Bandas começaram a surgir
dessas comunidades, a cena era um embrião. Bandas como Kraftwerk, Can e Amon
Duul II eram os expoentes, os precursores, com as suas músicas experimentais,
psicodélicas, lisérgicas e de difícil digestão para uma sociedade que ouvia
basicamente os enlatados pop dos Estados Unidos.
Mas o miolo de outra grande
banda que representaria, com maestria, a cena krautrock na Alemanha viria com a
reunião de dois amigos, o baterista Mani Neumeier e o baixista Uli Trepte que
se conheceram em 1963 e se juntaram a uma banda de jazz que se chamava Irene
Schweizer Trio, da pianista suíça Irene Schweizer.
Em 1968 quando Irene seguiu
seu próprio caminho e o Trepte mudou para o baixo o “Guru Guru Groove” foi
formado calcado nas experimentações e improvisações jazzísticas que aprenderam
no passado com a banda da pianista suíça Irene Schweizer mais o vigor e o peso
do rock n’ roll e algumas pirotecnias oriundo da energia do baterista Mani e o
talento de Tepte.
Com o conceito formatado e
algumas mudanças na formação eles se juntaram ao ex-guitarrista do Agitation
Free, Ax Genrich e definiram que essa era a formação ideal para um tipo de
apresentação ao vivo pautado na energia no palco e que Genrich correspondia
plenamente e o nome da banda foi encurtado para GURU GURU.
Seu primeiro contrato com
uma gravadora já, claro, com o intuito de registrar o seu primeiro trabalho foi
com a gravadora Ohr que à época era conhecida por recrutar bandas e músicos com
uma sonoridade de vanguarda, entrando aí a cena krautrock.
E foi assim que surgiu o
debut do Guru Guru chamado “UFO”, de 1970. O nome do álbum é uma clara alusão a
sonoridade incomum da banda que trazia uma sonoridade selvagem, forte,
eloquente, calcada na guitarra com efeitos eletrônicos arrojados, como pedais
de wah wah, tendo a psicodelia como ponto forte e um hard rock intenso para a
época, além da inventividade de Neumeier e do baixista Trepte.
As apresentações eram
intensas e indulgentes, beirando a agressividade, a potência e a energia de
seus integrantes e tido como uma aberração entre até mesmo entre os colegas de
outras bandas, sem contar que tinha manifestações políticas e filosóficas,
típicos da cena kraut, pois os músicos faziam parte da União Socialista Alemã
de Estudantes e fizeram muitos shows nas universidades, divulgando bem “UFO”.
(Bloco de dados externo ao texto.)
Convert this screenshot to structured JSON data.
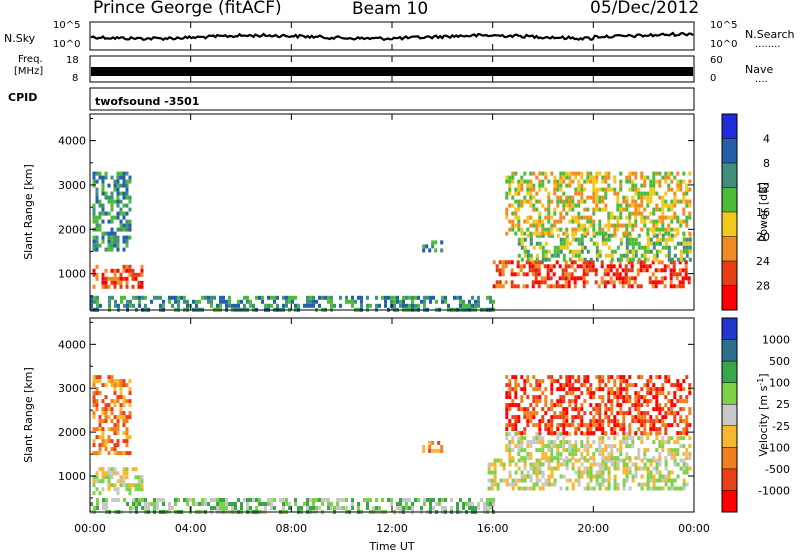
{
  "header": {
    "station": "Prince George (fitACF)",
    "beam": "Beam 10",
    "date": "05/Dec/2012"
  },
  "panels": {
    "noise": {
      "left_label": "N.Sky",
      "right_label": "N.Search",
      "left_ticks": [
        "10^5",
        "10^0"
      ],
      "right_ticks": [
        "10^5",
        "10^0"
      ]
    },
    "freq": {
      "left_label_top": "Freq.",
      "left_label_bottom": "[MHz]",
      "right_label": "Nave",
      "left_ticks": [
        "18",
        "8"
      ],
      "right_ticks": [
        "60",
        "0"
      ]
    },
    "cpid": {
      "label": "CPID",
      "value": "twofsound -3501"
    }
  },
  "time_axis": {
    "label": "Time UT",
    "ticks": [
      "00:00",
      "04:00",
      "08:00",
      "12:00",
      "16:00",
      "20:00",
      "00:00"
    ]
  },
  "chart_data": [
    {
      "type": "heatmap",
      "quantity": "Power",
      "ylabel": "Slant Range [km]",
      "y_ticks": [
        1000,
        2000,
        3000,
        4000
      ],
      "ylim": [
        180,
        4600
      ],
      "xlim_hours": [
        0,
        24
      ],
      "colorbar": {
        "label": "Power [dB]",
        "tick_labels": [
          "4",
          "8",
          "12",
          "16",
          "20",
          "24",
          "28"
        ],
        "colors": [
          "#1f2bd8",
          "#2360a8",
          "#3f8f7a",
          "#4dbb3a",
          "#f2c81e",
          "#f08a22",
          "#e43d14",
          "#ff0000"
        ]
      },
      "regions": [
        {
          "t0": 0.1,
          "t1": 2.1,
          "r0": 700,
          "r1": 1200,
          "level": 6
        },
        {
          "t0": 0.1,
          "t1": 1.6,
          "r0": 1500,
          "r1": 3300,
          "level": 2
        },
        {
          "t0": 0.0,
          "t1": 16.0,
          "r0": 200,
          "r1": 500,
          "level": 2
        },
        {
          "t0": 13.2,
          "t1": 14.0,
          "r0": 1550,
          "r1": 1750,
          "level": 2
        },
        {
          "t0": 16.0,
          "t1": 23.8,
          "r0": 700,
          "r1": 1300,
          "level": 6
        },
        {
          "t0": 17.0,
          "t1": 23.8,
          "r0": 1300,
          "r1": 1900,
          "level": 3
        },
        {
          "t0": 16.5,
          "t1": 23.8,
          "r0": 1900,
          "r1": 3300,
          "level": 4
        }
      ]
    },
    {
      "type": "heatmap",
      "quantity": "Velocity",
      "ylabel": "Slant Range [km]",
      "y_ticks": [
        1000,
        2000,
        3000,
        4000
      ],
      "ylim": [
        180,
        4600
      ],
      "xlim_hours": [
        0,
        24
      ],
      "colorbar": {
        "label": "Velocity [m s^-1]",
        "unit_text": "m s",
        "unit_exp": "-1",
        "tick_labels": [
          "1000",
          "500",
          "100",
          "25",
          "-25",
          "-100",
          "-500",
          "-1000"
        ],
        "colors": [
          "#2238cc",
          "#2d6e8c",
          "#3aa64a",
          "#7ed24a",
          "#c8c8c8",
          "#f7b733",
          "#f07f20",
          "#e8411a",
          "#ff0000"
        ]
      },
      "regions": [
        {
          "t0": 0.1,
          "t1": 2.1,
          "r0": 600,
          "r1": 1200,
          "level": 4
        },
        {
          "t0": 0.1,
          "t1": 1.6,
          "r0": 1500,
          "r1": 3300,
          "level": 6
        },
        {
          "t0": 0.0,
          "t1": 16.0,
          "r0": 200,
          "r1": 500,
          "level": 3
        },
        {
          "t0": 13.2,
          "t1": 14.0,
          "r0": 1600,
          "r1": 1800,
          "level": 6
        },
        {
          "t0": 15.8,
          "t1": 23.8,
          "r0": 700,
          "r1": 1400,
          "level": 4
        },
        {
          "t0": 16.5,
          "t1": 23.8,
          "r0": 1400,
          "r1": 2000,
          "level": 4
        },
        {
          "t0": 16.5,
          "t1": 23.8,
          "r0": 2000,
          "r1": 3300,
          "level": 7
        }
      ]
    }
  ]
}
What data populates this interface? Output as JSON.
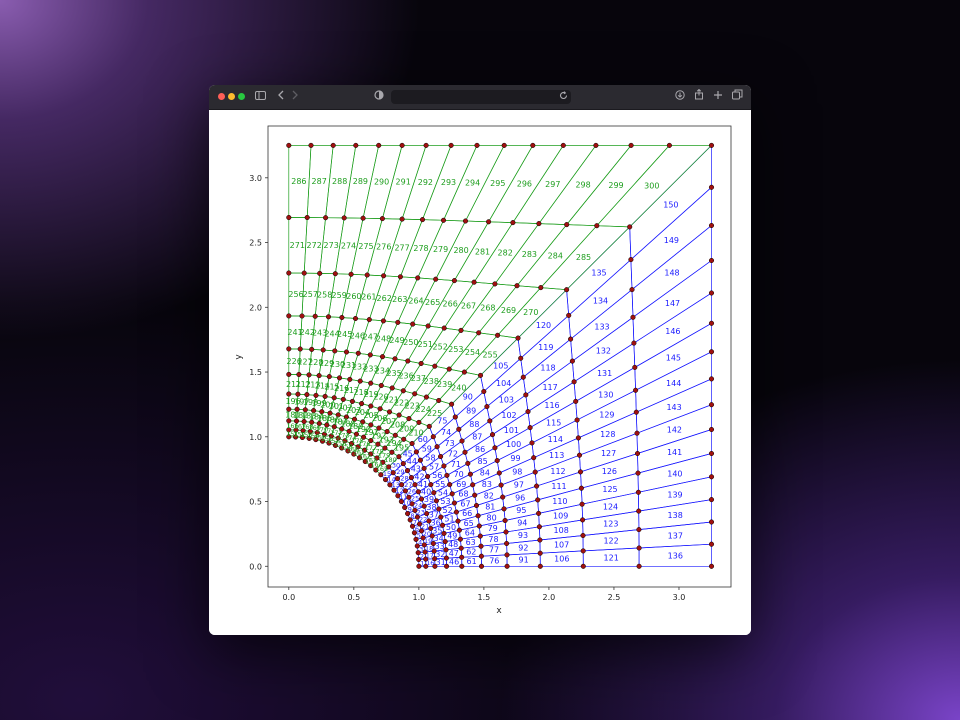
{
  "browser": {
    "address_text": "",
    "icons": [
      "sidebar-icon",
      "back-icon",
      "forward-icon",
      "shield-icon",
      "reload-icon",
      "download-icon",
      "share-icon",
      "new-tab-icon",
      "tabs-overview-icon"
    ]
  },
  "figure": {
    "xlabel": "x",
    "ylabel": "y",
    "xticks": [
      "0.0",
      "0.5",
      "1.0",
      "1.5",
      "2.0",
      "2.5",
      "3.0"
    ],
    "yticks": [
      "0.0",
      "0.5",
      "1.0",
      "1.5",
      "2.0",
      "2.5",
      "3.0"
    ],
    "xlim": [
      -0.16,
      3.4
    ],
    "ylim": [
      -0.16,
      3.4
    ],
    "colors": {
      "outer_region": "#1a1aff",
      "inner_region": "#1e9e1e",
      "node_fill": "#a01010",
      "node_edge": "#000000"
    },
    "mesh": {
      "hole_radius": 1.0,
      "extent": 3.25,
      "radial_divisions": 10,
      "angular_divisions_per_half": 15,
      "outer_region_elements": "1-150",
      "inner_region_elements": "151-300"
    }
  }
}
E diante desses vários shows
em universidades, em faculdades e também em eventos estudantis, o álbum do Guru
Guru, o “UFO”, alçou voos, com o perdão da analogia, ganhando alguma
credibilidade e visibilidade. Esse reconhecimento se deu com um convite que a
banda recebeu para tocar no 3º Pop & Blues Festival de Gruga-Halle,
realizado em Essen, na Alemanha, entre os dias 22 e 25 de outubro de 1970. O
Guru Guru tocaria no último dia do festival, 25 de outubro.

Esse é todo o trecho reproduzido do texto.